$-Δ$ with domain $\{u∈H_0^1:Δu∈L^2\}$ admits an orthonormal basis of $L^2$ consisting of eigenfunctions of $-Δ$ with corresp. positive eigenvalues

Question

Let

• $d\in\mathbb N$
• $\Lambda\subseteq\mathbb R^d$ be bounded and open
• $\mathcal D(A):=\left\{u\in H_0^1(\Lambda):\Delta u\in L^2(\Lambda)\right\}$ and $$Au:=-\Delta u\;\;\;\text{for }u\in\mathcal D(A)$$

It's easy to see that $(\mathcal D(A),A)$ is a densely-defined linear symmetric operator on $L^2(\Lambda)$. Since $\Lambda$ is bounded, $(\mathcal D(A),A)$ is positive, i.e. $$\langle u,Au\rangle_{L^2(\Lambda)}=\left\|\nabla u\right\|_{L^2(\Lambda)}^2>0\;\;\;\text{ for all }u\in\mathcal D(A)\setminus\left\{0\right\}\;,\tag 1$$ and hence invertible, i.e. there is a unique linear operator $(\mathcal R(A),A^{-1})$ with $$\mathcal R(A):=\left\{Au:u\in\mathcal D(A)\right\}$$ and $$Au=v\Leftrightarrow u=A^{-1}v\;\;\;\text{for all }u\in\mathcal D(A)\text{ and }v\in\mathcal R(A)\;.\tag 2$$

I want to show that there is an orthonormal basis $(e_n)_{n\in\mathbb N}\subseteq\mathcal D(A)$ of $L^2(\Lambda)$ with $$Ae_n=\lambda_ne_n\;\;\;\text{for all }n\in\mathbb N\tag 3$$ for some $(\lambda_n)_{n\in\mathbb N}\subseteq(0,\infty)$ with $$\lambda_{n+1}\ge\lambda_n\text{ for all }n\in\mathbb N\;.\tag 4$$

I'm not sure what the easiest way is to obtain the desired result.

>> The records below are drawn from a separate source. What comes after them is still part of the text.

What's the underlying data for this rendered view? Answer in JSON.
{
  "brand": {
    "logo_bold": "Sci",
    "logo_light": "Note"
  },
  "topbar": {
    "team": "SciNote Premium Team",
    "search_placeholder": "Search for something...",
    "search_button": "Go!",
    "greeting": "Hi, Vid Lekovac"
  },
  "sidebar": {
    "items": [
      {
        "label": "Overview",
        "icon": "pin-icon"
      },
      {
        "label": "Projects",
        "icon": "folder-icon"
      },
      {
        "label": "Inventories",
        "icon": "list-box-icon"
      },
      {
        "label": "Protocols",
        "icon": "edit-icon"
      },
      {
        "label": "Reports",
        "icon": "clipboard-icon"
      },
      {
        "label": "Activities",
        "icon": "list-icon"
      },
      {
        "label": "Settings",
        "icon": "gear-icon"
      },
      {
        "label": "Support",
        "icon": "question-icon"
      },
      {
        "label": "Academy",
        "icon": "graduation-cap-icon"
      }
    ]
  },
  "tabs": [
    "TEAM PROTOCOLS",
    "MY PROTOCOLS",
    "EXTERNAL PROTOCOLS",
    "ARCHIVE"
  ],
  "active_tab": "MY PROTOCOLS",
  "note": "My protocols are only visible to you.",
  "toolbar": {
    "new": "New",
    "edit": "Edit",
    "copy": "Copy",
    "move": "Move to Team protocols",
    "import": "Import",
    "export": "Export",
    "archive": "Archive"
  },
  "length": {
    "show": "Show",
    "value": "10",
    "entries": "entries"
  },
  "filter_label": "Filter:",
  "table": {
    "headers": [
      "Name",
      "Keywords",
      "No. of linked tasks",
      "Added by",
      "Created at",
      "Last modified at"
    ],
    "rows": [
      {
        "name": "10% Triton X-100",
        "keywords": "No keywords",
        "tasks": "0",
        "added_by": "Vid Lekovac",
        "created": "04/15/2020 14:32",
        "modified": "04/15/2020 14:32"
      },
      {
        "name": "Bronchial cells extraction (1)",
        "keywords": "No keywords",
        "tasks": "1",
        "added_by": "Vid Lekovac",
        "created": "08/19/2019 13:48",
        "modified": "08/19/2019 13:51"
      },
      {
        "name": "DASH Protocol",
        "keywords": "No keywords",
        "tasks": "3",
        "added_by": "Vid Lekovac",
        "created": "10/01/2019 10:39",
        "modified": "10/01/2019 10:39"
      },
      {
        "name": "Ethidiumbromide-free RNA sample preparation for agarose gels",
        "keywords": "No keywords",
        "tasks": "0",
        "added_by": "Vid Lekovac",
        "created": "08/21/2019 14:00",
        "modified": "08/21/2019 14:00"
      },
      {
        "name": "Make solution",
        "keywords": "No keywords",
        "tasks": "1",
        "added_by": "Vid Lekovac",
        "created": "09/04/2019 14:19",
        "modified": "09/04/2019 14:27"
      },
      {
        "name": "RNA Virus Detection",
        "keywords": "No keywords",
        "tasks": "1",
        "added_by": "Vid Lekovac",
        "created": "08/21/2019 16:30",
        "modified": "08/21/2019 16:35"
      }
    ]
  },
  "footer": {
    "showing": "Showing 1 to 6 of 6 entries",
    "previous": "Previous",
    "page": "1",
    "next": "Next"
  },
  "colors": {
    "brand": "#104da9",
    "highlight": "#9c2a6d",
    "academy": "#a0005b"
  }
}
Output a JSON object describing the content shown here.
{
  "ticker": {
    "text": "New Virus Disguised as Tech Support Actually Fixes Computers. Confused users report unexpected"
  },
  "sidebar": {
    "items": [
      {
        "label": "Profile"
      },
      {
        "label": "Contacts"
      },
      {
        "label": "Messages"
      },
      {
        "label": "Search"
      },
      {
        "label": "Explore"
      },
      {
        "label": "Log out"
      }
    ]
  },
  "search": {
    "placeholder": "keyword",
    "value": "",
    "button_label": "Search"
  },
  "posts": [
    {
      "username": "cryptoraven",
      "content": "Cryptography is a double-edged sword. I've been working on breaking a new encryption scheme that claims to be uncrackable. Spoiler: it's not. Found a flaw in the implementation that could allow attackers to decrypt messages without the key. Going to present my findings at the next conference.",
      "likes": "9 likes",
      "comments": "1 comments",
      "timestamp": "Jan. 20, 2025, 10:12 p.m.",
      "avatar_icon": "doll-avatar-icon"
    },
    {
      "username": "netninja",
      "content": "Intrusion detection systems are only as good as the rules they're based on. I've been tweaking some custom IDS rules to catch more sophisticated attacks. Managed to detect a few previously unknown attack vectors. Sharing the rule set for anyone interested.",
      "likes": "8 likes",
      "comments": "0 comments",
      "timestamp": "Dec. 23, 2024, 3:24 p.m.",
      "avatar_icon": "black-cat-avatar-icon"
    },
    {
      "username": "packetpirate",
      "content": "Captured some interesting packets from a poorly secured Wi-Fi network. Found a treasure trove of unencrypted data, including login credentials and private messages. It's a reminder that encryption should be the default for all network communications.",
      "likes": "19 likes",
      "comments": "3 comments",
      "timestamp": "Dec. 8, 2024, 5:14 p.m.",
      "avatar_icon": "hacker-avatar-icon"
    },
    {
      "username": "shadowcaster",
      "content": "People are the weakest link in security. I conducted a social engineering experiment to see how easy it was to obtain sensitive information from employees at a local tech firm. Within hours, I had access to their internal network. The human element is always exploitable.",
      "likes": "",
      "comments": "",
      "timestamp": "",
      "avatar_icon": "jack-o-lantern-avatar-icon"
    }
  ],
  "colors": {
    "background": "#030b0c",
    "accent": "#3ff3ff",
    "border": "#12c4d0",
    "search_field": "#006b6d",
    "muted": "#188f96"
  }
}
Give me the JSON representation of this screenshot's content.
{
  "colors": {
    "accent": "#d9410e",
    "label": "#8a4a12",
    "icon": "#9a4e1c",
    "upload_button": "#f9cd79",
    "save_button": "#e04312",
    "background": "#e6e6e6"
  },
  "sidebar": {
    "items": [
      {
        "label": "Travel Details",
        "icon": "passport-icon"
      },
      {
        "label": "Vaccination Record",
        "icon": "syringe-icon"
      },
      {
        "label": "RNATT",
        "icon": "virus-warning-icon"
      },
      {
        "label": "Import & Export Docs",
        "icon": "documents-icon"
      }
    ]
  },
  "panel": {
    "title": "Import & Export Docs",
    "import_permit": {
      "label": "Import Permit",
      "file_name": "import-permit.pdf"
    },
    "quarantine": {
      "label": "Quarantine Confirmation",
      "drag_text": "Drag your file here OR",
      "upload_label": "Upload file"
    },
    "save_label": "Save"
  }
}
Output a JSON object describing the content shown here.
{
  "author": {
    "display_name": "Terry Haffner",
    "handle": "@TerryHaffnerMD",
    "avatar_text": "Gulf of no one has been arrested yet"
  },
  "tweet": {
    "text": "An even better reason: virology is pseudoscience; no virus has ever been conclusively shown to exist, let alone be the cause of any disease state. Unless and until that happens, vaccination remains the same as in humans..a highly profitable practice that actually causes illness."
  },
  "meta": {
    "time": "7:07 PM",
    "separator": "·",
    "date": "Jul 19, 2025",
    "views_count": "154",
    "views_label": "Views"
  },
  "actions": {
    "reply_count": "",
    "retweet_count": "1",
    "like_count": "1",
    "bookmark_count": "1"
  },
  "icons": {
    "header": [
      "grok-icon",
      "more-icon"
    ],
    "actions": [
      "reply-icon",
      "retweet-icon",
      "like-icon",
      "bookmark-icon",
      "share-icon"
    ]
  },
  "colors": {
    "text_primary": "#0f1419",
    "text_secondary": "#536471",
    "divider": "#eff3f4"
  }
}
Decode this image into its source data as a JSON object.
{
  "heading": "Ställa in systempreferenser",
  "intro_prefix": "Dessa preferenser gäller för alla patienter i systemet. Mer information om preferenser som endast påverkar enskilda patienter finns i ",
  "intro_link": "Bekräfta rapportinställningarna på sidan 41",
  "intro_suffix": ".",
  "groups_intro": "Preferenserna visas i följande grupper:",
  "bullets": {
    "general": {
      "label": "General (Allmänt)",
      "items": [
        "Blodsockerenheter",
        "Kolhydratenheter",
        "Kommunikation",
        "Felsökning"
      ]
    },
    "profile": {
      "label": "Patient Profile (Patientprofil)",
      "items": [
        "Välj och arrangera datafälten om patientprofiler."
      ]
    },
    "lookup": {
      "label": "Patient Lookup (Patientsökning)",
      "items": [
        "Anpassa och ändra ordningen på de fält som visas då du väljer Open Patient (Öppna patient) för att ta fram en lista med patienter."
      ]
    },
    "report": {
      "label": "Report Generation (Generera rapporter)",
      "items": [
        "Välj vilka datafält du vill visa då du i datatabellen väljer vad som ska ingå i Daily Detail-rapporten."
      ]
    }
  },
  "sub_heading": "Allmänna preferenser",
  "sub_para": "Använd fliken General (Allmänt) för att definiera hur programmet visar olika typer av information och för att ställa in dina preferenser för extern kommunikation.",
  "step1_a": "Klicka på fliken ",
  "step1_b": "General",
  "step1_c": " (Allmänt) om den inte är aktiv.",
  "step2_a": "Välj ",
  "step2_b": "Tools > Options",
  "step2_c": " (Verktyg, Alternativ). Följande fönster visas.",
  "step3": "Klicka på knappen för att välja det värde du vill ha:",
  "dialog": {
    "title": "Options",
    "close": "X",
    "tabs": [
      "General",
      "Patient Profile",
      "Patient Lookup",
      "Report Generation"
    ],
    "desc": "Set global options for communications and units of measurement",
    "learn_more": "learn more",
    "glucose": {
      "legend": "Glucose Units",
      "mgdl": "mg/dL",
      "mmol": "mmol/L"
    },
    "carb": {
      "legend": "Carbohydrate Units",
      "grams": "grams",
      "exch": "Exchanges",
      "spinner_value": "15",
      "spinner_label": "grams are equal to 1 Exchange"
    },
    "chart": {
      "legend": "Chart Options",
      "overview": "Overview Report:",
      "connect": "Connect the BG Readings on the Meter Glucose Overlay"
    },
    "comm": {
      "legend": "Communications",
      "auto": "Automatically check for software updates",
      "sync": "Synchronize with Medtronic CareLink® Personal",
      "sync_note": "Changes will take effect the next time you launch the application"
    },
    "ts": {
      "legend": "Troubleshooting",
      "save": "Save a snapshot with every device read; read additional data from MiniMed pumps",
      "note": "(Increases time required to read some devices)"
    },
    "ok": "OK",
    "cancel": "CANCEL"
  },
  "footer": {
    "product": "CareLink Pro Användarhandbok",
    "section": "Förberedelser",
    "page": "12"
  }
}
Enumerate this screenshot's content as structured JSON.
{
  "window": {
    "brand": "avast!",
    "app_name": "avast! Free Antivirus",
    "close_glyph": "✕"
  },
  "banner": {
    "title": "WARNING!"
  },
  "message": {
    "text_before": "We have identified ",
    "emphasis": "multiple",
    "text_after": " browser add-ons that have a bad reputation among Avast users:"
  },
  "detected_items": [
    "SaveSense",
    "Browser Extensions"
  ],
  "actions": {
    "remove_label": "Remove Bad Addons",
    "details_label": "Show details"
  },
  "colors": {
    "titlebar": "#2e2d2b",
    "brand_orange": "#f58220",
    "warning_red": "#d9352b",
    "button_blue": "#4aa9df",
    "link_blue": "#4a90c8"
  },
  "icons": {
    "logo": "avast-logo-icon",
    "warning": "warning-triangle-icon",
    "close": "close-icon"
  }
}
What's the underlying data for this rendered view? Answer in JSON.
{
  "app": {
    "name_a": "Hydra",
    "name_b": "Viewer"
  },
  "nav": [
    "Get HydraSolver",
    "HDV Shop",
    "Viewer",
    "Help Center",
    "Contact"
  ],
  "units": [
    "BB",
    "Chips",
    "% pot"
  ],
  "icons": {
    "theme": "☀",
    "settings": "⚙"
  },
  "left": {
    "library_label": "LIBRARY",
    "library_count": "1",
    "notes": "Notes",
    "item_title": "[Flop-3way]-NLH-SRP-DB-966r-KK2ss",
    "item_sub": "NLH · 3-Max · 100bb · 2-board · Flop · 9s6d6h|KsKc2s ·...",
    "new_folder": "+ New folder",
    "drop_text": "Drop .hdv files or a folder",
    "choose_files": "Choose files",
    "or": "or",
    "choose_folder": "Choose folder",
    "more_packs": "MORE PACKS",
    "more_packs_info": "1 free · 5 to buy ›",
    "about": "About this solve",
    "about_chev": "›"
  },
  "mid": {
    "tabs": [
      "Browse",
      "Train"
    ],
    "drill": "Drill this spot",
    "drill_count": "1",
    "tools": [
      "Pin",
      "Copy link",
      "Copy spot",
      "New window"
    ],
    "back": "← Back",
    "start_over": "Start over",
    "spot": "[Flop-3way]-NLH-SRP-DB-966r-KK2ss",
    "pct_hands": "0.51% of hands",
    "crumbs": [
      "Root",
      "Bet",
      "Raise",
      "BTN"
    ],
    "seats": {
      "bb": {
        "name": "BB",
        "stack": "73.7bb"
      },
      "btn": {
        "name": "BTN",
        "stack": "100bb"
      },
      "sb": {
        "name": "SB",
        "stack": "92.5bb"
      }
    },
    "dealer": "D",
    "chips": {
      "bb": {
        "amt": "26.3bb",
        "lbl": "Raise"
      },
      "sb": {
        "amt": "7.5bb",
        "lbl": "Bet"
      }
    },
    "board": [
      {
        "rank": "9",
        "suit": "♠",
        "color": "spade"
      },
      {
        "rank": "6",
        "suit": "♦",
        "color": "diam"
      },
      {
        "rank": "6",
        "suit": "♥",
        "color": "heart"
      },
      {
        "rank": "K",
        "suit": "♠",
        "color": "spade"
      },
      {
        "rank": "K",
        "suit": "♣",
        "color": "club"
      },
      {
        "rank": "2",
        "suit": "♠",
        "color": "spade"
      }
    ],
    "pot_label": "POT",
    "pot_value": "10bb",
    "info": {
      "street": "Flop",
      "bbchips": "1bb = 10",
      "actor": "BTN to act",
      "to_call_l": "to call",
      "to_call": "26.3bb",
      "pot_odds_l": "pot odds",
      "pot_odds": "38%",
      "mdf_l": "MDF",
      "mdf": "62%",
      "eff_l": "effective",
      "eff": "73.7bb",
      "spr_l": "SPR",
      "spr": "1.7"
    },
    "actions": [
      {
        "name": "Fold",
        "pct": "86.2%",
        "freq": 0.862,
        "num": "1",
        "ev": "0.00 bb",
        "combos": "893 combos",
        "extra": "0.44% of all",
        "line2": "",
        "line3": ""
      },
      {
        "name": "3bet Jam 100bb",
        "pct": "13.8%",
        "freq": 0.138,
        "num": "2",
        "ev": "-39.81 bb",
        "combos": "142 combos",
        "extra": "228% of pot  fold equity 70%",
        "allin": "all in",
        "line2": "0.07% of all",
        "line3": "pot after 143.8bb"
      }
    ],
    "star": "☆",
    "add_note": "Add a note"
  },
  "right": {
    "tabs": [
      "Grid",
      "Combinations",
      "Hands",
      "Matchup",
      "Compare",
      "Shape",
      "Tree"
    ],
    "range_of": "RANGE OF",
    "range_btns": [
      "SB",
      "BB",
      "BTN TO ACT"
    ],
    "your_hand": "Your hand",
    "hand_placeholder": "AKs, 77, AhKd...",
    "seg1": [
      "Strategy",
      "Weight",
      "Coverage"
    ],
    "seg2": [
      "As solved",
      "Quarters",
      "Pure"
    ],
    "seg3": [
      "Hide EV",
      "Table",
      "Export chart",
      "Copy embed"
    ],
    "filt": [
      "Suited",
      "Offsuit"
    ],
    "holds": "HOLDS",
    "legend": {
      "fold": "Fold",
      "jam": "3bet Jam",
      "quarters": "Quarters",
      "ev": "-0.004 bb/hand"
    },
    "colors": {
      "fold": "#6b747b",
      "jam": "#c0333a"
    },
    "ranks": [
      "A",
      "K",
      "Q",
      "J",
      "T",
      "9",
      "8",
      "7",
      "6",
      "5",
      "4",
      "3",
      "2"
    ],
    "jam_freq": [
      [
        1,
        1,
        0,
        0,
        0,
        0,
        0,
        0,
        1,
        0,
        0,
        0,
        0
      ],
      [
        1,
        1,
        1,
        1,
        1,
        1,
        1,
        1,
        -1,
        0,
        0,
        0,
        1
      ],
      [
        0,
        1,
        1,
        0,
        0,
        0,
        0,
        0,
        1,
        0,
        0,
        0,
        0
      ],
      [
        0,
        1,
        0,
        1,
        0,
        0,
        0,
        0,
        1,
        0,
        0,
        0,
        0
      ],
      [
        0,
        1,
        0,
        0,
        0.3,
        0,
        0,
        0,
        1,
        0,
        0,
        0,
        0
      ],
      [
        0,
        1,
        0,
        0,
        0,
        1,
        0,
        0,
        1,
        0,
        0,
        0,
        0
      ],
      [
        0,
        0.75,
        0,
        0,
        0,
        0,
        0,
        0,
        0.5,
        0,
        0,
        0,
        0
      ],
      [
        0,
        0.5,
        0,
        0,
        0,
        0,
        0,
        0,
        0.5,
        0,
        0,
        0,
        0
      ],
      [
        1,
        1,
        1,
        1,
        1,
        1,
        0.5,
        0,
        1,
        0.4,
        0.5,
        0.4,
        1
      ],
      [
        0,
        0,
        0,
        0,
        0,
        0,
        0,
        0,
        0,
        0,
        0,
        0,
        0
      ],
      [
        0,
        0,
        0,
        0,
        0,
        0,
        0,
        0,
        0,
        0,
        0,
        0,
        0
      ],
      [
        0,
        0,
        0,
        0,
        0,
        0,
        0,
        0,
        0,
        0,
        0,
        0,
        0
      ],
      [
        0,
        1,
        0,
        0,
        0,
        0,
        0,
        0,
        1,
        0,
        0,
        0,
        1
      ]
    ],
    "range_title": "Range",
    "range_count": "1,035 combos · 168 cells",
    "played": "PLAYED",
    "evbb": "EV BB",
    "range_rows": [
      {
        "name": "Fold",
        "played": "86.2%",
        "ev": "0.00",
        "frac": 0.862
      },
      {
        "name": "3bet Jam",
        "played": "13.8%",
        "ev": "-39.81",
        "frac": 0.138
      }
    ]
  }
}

Maybe we should use the Hilbert-Schmidt theorem and maybe it's easier to apply it to $(\mathcal R(A),A^{-1})$ instead of $(\mathcal D(A),A)$. If that's a good idea, we need to show that the corresponding operator is compact. In that case: How can we do that?

Answer 1

Define $B:D(B)\to L^2$ by $Bu=-\Delta u$, where $D(B)=H_0^1\cap H^2$.

Due to elliptic regularity, $B$ is bijective and thus it has an inverse $B^{-1}: L^2\to D(B)$.

By the Rellich Kondrachov Theorem, $\iota B^{-1}:L^2\to L^2$ is compact where $\iota$ is the inclusion from $D(B)$ to $L^2$.

As $\iota B^{-1}$ is symmetric, it follows from the Spectral Theorem (for self-adjoint compact operators) that $L^2$ has an orthonormal basis $(e_n)_{n\in\mathbb{N}}$ consisting of eigenvectors of $\iota B^{-1}$ whose corresponding eigenvalues $(\mu_n)_{n\in\mathbb N}$ satisfy $$|\mu_{n+1}|\leq|\mu_n|\neq 0,\quad\forall\ n\in\mathbb N.$$

Note that $$e_n=\frac{1}{\mu_n}\iota B^{-1}e_n=\frac{1}{\mu_n}B^{-1}e_n\in D(B),\quad\forall\ n\in\mathbb N$$ and $$\mu_n=\mu_n\langle e_n,e_n\rangle_{L^2}=\langle e_n,B^{-1}e_n\rangle_{L^2}=\langle B^{-1}e_n,BB^{-1}e_n\rangle_{L^2}\geq0,\quad \forall\ n\in\mathbb N.$$ Thus we have proven the following result.

There is an orthonormal basis $(e_n)_{n\in\mathbb N}\subset D(B)$ of $L^2$ with $$Be_n=\frac{1}{\mu_n}e_n\;\;\;\text{for all }n\in\mathbb N$$ for some $(\mu_n)_{n\in\mathbb N}\subset(0,\infty)$ with $$\mu_{n+1}\le\mu_n\text{ for all }n\in\mathbb N.$$

As $D(B)\subset D(A)$ and $A|_{D(B)}=B$, we get the desired result by taking $\lambda_n=\mu_n^{-1}$.